A GeoAI-based approach for long-term monitoring of urban fabric transformations

Abstract

Urban growth has accelerated land use transformations, underscoring the need for accurate and scalable methods to monitor changes over time. This study presents a GeoAI-based methodology to classify and quantify urban fabric transformations over a 24-year period (2000–2024). The methodological framework is applied to the medium-sized municipality of Ravenna, in northern Italy, to evaluate its effectiveness. Landsat 5 and Landsat 9 multispectral images were classified into six Land Use and Land Cover categories using Random Forest (RF) and Support Vector Machine (SVM) algorithms within the Google Earth Engine platform. RF consistently outperformed SVM in both reference years, achieving overall accuracies of 83.8 % (2000) and 86.2 % (2024), with F1-scores exceeding 0.90 for key classes including built-up areas. McNemar’s test confirmed the statistical significance of RF’s performance advantage.

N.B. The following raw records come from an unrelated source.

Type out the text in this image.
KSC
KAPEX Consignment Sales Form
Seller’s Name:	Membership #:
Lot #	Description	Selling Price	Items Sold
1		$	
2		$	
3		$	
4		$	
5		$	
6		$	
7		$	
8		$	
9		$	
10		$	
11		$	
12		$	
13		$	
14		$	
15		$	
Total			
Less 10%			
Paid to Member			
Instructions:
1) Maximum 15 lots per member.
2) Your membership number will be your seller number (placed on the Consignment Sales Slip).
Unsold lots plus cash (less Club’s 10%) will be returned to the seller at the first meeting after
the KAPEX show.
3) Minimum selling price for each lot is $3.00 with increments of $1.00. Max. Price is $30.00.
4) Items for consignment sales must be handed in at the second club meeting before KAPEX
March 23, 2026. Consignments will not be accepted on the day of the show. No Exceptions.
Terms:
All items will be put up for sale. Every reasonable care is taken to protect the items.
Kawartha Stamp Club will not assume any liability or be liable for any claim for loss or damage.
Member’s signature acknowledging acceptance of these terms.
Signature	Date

Geospatial analysis revealed a 21.6 % increase in built-up surfaces (+7.8 km2) a 28.6 % increase in grassland/shrubland (+50.4 km2) and a 66.3 % reduction in bareland (−35.0 km2). Urban Density (UD) increased from 4.49 % to 5.73 %, indicating a moderate shift toward more compact urban growth. The results demonstrate the methodology’s reliability and transferability, particularly in data-scarce contexts, and provide actionable insights for evidence-based urban planning and sustainable land management.